Further understanding of glioma mechanisms of pathogenesis: implications for therapeutic development
Published in Expert Review of Anticancer Therapy, 2020
Michael Ruff, Sani Kizilbash, Jan Buckner
A recently described mechanism of a direct neuronal activity to a glioma mitogen link implicates neuronal activity-dependent cleavage on a synaptic-adhesion molecule, neuroligin-3 (NLGN3), which binds to glioma cells similarly as it does for the native oligodendrocyte or oligodendrocyte progenitor cell and stimulates the PIK3-mTOR pathway [56]. NLGN3 sends the glioma cell a mitogenic signal that predominantly facilitates an oligodendrocyte progenitor-cell gene-expression profile pattern. Additionally, NLGN3 offers positive feedback, which results in glioma-cell surface expression of NLGN3, which can then be cleaved.
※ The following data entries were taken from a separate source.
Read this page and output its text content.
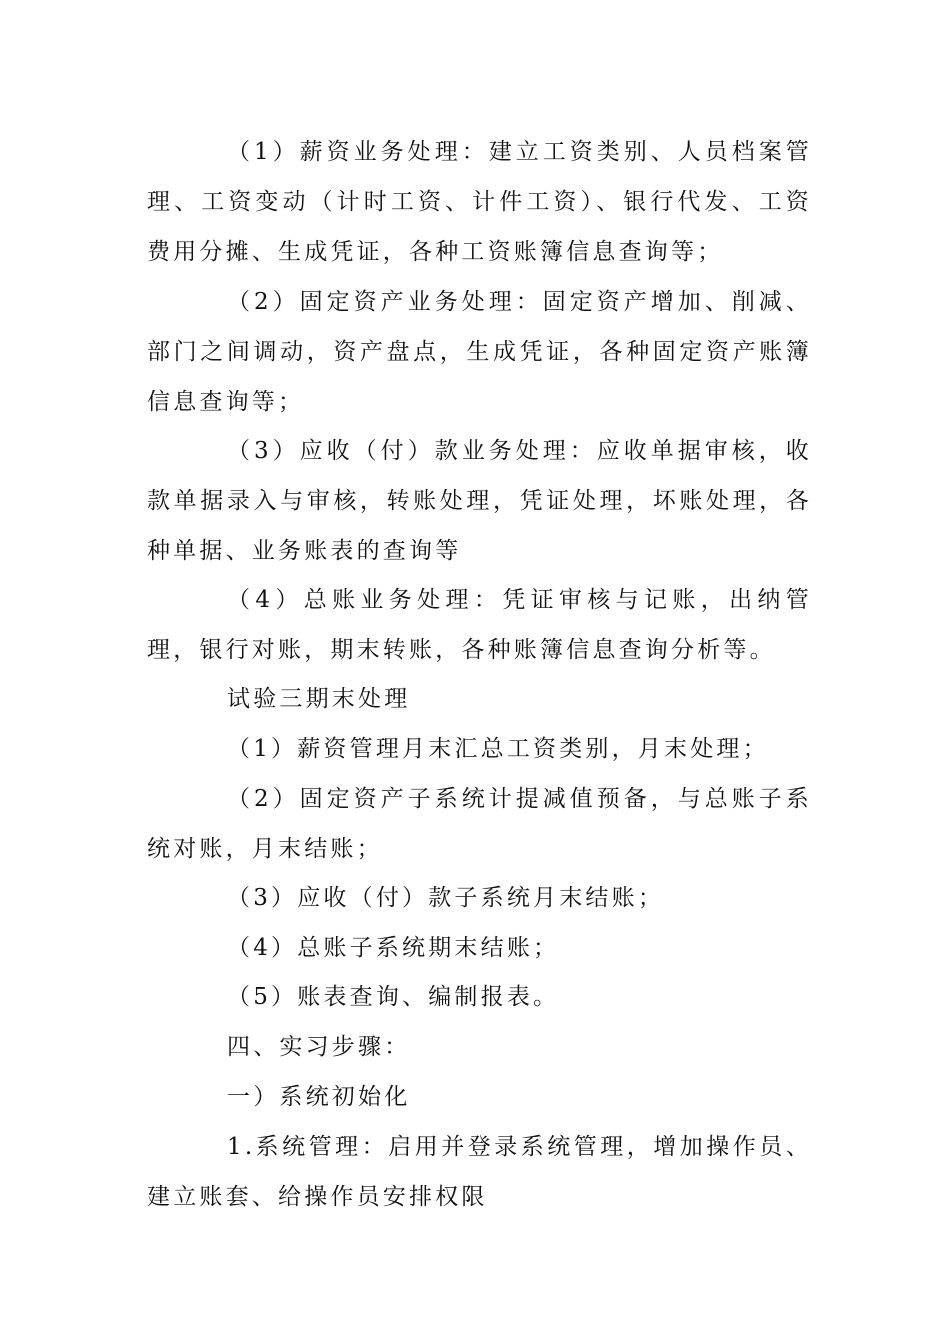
（1）薪资业务处理：建立工资类别、人员档案管理、工资变动（计时工资、计件工资）、银行代发、工资费用分摊、生成凭证，各种工资账簿信息查询等；

（2）固定资产业务处理：固定资产增加、削减、部门之间调动，资产盘点，生成凭证，各种固定资产账簿信息查询等；

（3）应收（付）款业务处理：应收单据审核，收款单据录入与审核，转账处理，凭证处理，坏账处理，各种单据、业务账表的查询等

（4）总账业务处理：凭证审核与记账，出纳管理，银行对账，期末转账，各种账簿信息查询分析等。

试验三期末处理

（1）薪资管理月末汇总工资类别，月末处理；

（2）固定资产子系统计提减值预备，与总账子系统对账，月末结账；

（3）应收（付）款子系统月末结账；

（4）总账子系统期末结账；

（5）账表查询、编制报表。

四、实习步骤：

一）系统初始化

1.系统管理：启用并登录系统管理，增加操作员、建立账套、给操作员安排权限
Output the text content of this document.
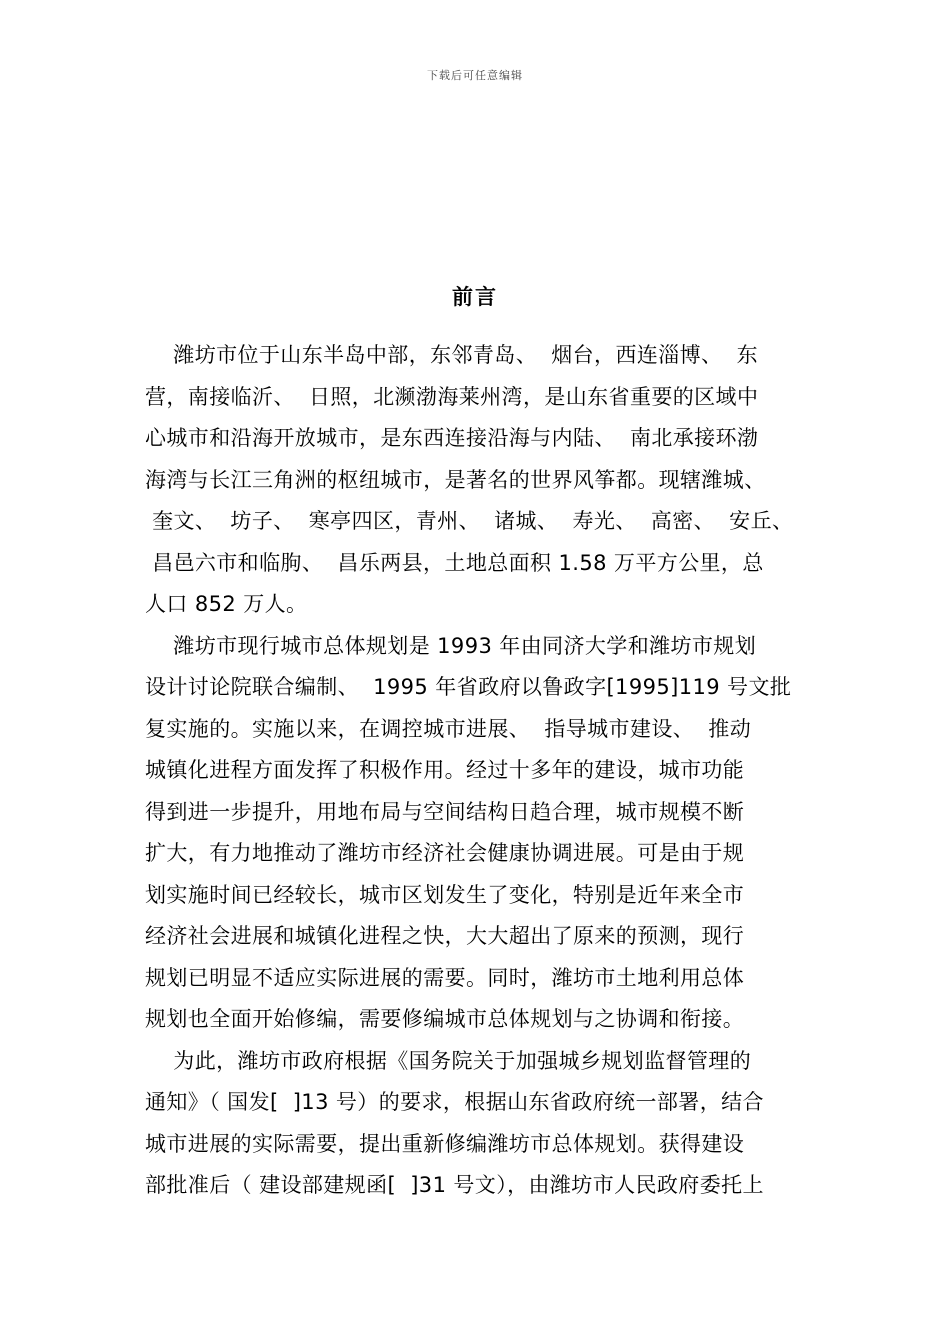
下载后可任意编辑
前言
潍坊市位于山东半岛中部，东邻青岛、  烟台，西连淄博、  东
营，南接临沂、  日照，北濒渤海莱州湾，是山东省重要的区域中
心城市和沿海开放城市，是东西连接沿海与内陆、  南北承接环渤
海湾与长江三角洲的枢纽城市，是著名的世界风筝都。现辖潍城、
奎文、  坊子、  寒亭四区，青州、  诸城、  寿光、  高密、  安丘、
昌邑六市和临朐、  昌乐两县，土地总面积 1.58 万平方公里，总
人口 852 万人。
潍坊市现行城市总体规划是 1993 年由同济大学和潍坊市规划
设计讨论院联合编制、  1995 年省政府以鲁政字[1995]119 号文批
复实施的。实施以来，在调控城市进展、  指导城市建设、  推动
城镇化进程方面发挥了积极作用。经过十多年的建设，城市功能
得到进一步提升，用地布局与空间结构日趋合理，城市规模不断
扩大，有力地推动了潍坊市经济社会健康协调进展。可是由于规
划实施时间已经较长，城市区划发生了变化，特别是近年来全市
经济社会进展和城镇化进程之快，大大超出了原来的预测，现行
规划已明显不适应实际进展的需要。同时，潍坊市土地利用总体
规划也全面开始修编，需要修编城市总体规划与之协调和衔接。
为此，潍坊市政府根据《国务院关于加强城乡规划监督管理的
通知》（ 国发[  ]13 号）的要求，根据山东省政府统一部署，结合
城市进展的实际需要，提出重新修编潍坊市总体规划。获得建设
部批准后（ 建设部建规函[  ]31 号文），由潍坊市人民政府委托上
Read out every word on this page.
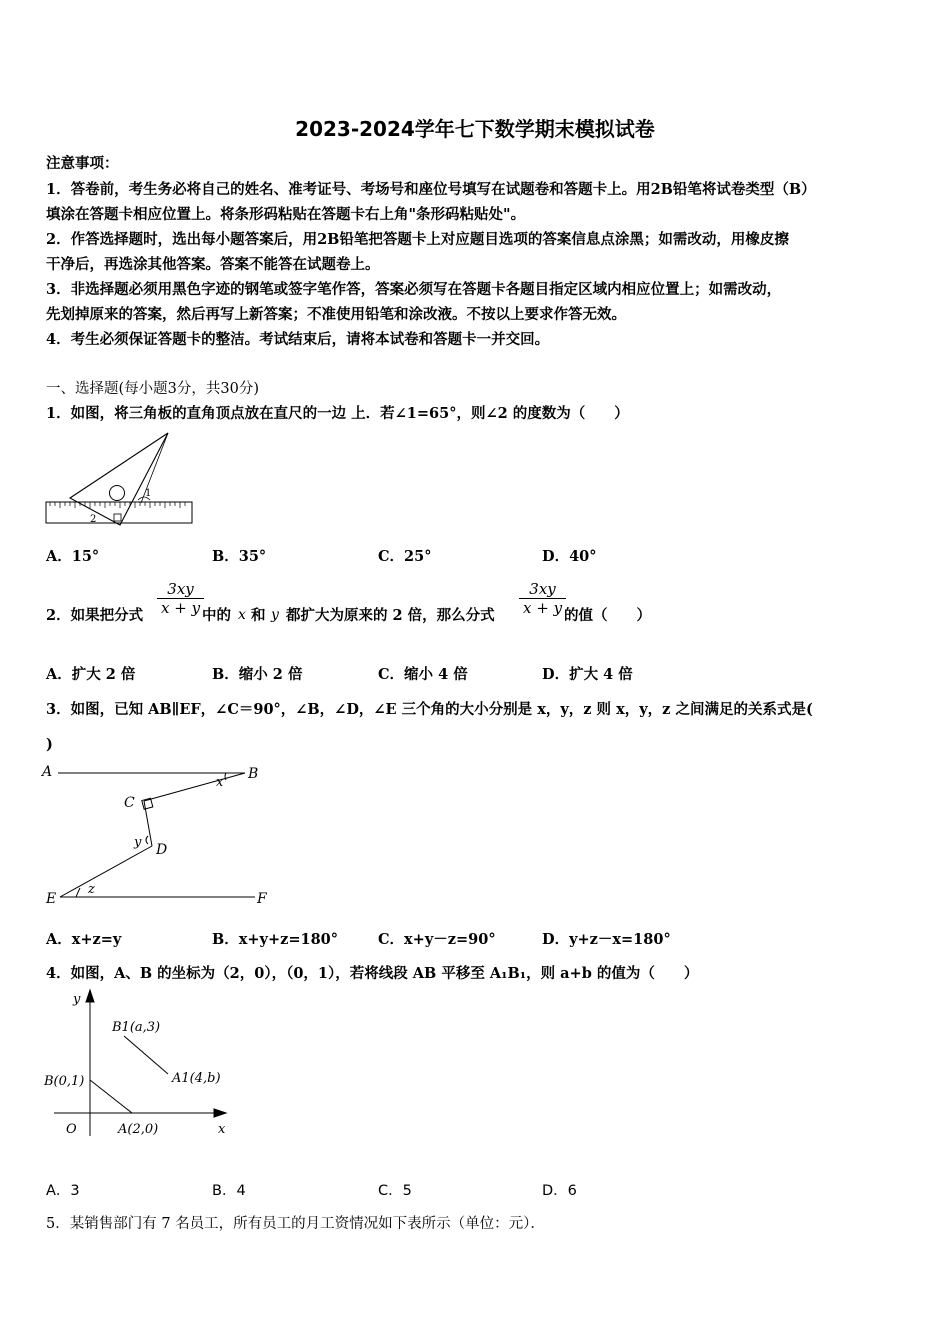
2023-2024学年七下数学期末模拟试卷
注意事项：
1．答卷前，考生务必将自己的姓名、准考证号、考场号和座位号填写在试题卷和答题卡上。用2B铅笔将试卷类型（B）
填涂在答题卡相应位置上。将条形码粘贴在答题卡右上角"条形码粘贴处"。
2．作答选择题时，选出每小题答案后，用2B铅笔把答题卡上对应题目选项的答案信息点涂黑；如需改动，用橡皮擦
干净后，再选涂其他答案。答案不能答在试题卷上。
3．非选择题必须用黑色字迹的钢笔或签字笔作答，答案必须写在答题卡各题目指定区域内相应位置上；如需改动，
先划掉原来的答案，然后再写上新答案；不准使用铅笔和涂改液。不按以上要求作答无效。
4．考生必须保证答题卡的整洁。考试结束后，请将本试卷和答题卡一并交回。
一、选择题(每小题3分，共30分)
1．如图，将三角板的直角顶点放在直尺的一边 上．若∠1=65°，则∠2 的度数为（　　）
1
2
A．15°	B．35°	C．25°	D．40°
2．如果把分式
3xy
x + y 中的 x 和 y 都扩大为原来的 2 倍，那么分式
3xy
x + y 的值（　　）
A．扩大 2 倍	B．缩小 2 倍	C．缩小 4 倍	D．扩大 4 倍
3．如图，已知 AB∥EF，∠C＝90°，∠B，∠D，∠E 三个角的大小分别是 x，y，z 则 x，y，z 之间满足的关系式是(
)
A	B
C
D
E	F
x
y
z
A．x+z=y	B．x+y+z=180°	C．x+y－z=90°	D．y+z－x=180°
4．如图，A、B 的坐标为（2，0），（0，1），若将线段 AB 平移至 A₁B₁，则 a+b 的值为（　　）
y
x
O
B(0,1)
A(2,0)
B1(a,3)
A1(4,b)
A．3	B．4	C．5	D．6
5．某销售部门有 7 名员工，所有员工的月工资情况如下表所示（单位：元）．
NLGN3 is cleaved from neurons and oligodendrocyte-progenitor cells via ADAM10 sheddase, which can be inhibited by ADAM inhibitors such as INCB3619. ADAM10 sheddase inhibitors prevent the release of neuroligin-3 into the tumor microenvironment and block glioma growth in xenograft models [56]. The association of ADAM10 with glioblastoma-cell migration and invasion has previously been demonstrated. Notably, the up-regulation of ADAM10 sheddase has been demonstrated in more invasive glioblastoma cell lines and in human specimens [57]. The ADAM10-expression levels have correlated with tumor progression as well as the grade of malignancy. Inhibitors of the ADAM family of enzymes have been used in lymphoma and breast cancer [58]. There is very important a direct neuronal activity to glioma link. Clinical trials are to be underway in the very near future with agents targeting ADAM10 in human glioma. Currently, the ADAM10 inhibitor INCB7839 is currently being explored for use in glioma [56].